Le chercheur poursuit son explication. « En s’engouffrant profondément dans la phase pseudogap on rejoint une phase électriquement isolante de la matière, les électrons vont d’une certaine façon s’immobiliser. Plus on progressait dans la phase, et plus la valeur de l’effet Hall thermique négatif devenait grande. C’est toute l’étrangeté de la chose car conventionnellement ce sont les électrons qui en se déplaçant dans le champ magnétique contribuent à l’effet Hall thermique, mais là, c’est désormais impossible car ils ne bougent plus, et pourtant, il y a bien des particules en mouvement qui sont déviées par le champ magnétique et qui nous donnent un signal grand et négatif.
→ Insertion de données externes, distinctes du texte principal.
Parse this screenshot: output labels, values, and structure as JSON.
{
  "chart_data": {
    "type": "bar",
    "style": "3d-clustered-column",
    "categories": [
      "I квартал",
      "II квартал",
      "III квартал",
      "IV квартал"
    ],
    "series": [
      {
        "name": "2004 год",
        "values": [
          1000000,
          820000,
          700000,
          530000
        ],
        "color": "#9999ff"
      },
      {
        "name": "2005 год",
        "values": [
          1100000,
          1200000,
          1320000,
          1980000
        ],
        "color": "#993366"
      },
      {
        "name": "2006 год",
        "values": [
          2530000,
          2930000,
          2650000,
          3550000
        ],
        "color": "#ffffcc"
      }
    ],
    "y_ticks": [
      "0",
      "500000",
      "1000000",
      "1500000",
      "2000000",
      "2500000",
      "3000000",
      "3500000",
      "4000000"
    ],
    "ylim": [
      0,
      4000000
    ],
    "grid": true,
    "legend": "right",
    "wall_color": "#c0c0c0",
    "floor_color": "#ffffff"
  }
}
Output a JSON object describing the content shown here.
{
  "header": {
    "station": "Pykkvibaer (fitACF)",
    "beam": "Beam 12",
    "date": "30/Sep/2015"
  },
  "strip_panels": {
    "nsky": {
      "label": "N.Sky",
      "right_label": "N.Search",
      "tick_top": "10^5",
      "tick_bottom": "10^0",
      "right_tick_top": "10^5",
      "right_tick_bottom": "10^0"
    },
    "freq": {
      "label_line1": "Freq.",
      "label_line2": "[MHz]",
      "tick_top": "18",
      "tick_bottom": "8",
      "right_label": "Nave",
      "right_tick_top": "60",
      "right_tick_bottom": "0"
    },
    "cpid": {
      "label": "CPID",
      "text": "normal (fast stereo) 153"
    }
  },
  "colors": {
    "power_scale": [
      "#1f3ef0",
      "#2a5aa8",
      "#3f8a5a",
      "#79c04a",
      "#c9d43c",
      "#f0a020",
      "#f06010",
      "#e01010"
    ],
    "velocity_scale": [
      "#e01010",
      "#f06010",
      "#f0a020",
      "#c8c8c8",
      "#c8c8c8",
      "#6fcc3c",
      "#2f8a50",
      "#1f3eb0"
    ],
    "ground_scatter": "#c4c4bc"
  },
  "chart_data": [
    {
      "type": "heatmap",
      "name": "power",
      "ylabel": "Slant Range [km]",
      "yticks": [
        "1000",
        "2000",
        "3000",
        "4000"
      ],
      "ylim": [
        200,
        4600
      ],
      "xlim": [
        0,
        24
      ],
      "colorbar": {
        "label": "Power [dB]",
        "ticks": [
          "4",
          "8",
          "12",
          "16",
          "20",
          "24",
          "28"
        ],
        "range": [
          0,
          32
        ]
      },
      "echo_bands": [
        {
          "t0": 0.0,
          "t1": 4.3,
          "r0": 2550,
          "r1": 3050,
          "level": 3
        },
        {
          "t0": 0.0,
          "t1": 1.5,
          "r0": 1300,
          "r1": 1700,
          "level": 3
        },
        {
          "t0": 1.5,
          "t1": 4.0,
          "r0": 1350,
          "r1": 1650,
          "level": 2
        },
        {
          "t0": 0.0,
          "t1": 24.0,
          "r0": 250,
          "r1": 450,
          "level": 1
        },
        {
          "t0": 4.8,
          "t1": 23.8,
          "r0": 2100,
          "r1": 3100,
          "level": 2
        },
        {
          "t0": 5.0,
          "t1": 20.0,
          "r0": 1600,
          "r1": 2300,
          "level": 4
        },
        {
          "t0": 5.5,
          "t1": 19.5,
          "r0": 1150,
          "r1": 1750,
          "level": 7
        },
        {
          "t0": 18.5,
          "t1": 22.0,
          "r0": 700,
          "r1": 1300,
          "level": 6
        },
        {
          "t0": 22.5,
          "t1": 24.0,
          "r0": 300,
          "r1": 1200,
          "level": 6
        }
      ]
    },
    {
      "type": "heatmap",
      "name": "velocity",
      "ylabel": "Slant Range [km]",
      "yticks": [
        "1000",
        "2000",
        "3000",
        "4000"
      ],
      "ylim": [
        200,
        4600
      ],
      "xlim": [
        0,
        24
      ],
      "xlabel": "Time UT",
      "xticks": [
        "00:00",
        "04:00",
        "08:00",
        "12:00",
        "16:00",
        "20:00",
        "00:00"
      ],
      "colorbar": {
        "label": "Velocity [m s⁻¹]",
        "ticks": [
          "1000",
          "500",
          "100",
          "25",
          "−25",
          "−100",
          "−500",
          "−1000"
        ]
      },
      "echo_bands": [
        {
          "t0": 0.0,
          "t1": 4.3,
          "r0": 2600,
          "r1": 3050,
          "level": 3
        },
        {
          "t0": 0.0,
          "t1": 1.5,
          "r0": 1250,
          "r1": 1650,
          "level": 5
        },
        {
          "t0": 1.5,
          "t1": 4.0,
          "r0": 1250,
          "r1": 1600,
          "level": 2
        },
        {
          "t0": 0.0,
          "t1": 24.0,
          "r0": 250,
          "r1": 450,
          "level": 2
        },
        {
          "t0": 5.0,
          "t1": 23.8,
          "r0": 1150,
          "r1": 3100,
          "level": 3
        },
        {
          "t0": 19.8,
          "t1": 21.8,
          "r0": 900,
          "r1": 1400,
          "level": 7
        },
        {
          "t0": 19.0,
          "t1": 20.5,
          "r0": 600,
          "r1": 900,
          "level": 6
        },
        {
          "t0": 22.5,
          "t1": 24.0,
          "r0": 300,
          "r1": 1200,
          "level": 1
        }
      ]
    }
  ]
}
Ça ne peut donc pas provenir de particules conventionnelles, mais de particules exotiques confectionnées par les interactions fortes régnant au coeur des cuprates. Nous avons donc possiblement observé pour la première fois les excitations fondamentales de la phase pseudogap, c’est un pas de géant pour décrypter la nature profonde de cette phase. »

L’article suscite déjà un intérêt certain puisque Gaël a été invité à en présenter les résultats à plusieurs reprises au cours des derniers mois et le nombre d’articles théoriques pour tenter d’expliquer ce résultat ne cesse de croitre. « L’effet Hall thermique dans les cuprates révèle une facette jusqu’alors inconnue de cette phase pseudogap si énigmatique, je suis curieux de voir quels modèles théoriques pourront expliquer ce qui jusqu’à maintenant paraissait impossible. » Du beau travail en perspective pour les théoriciens.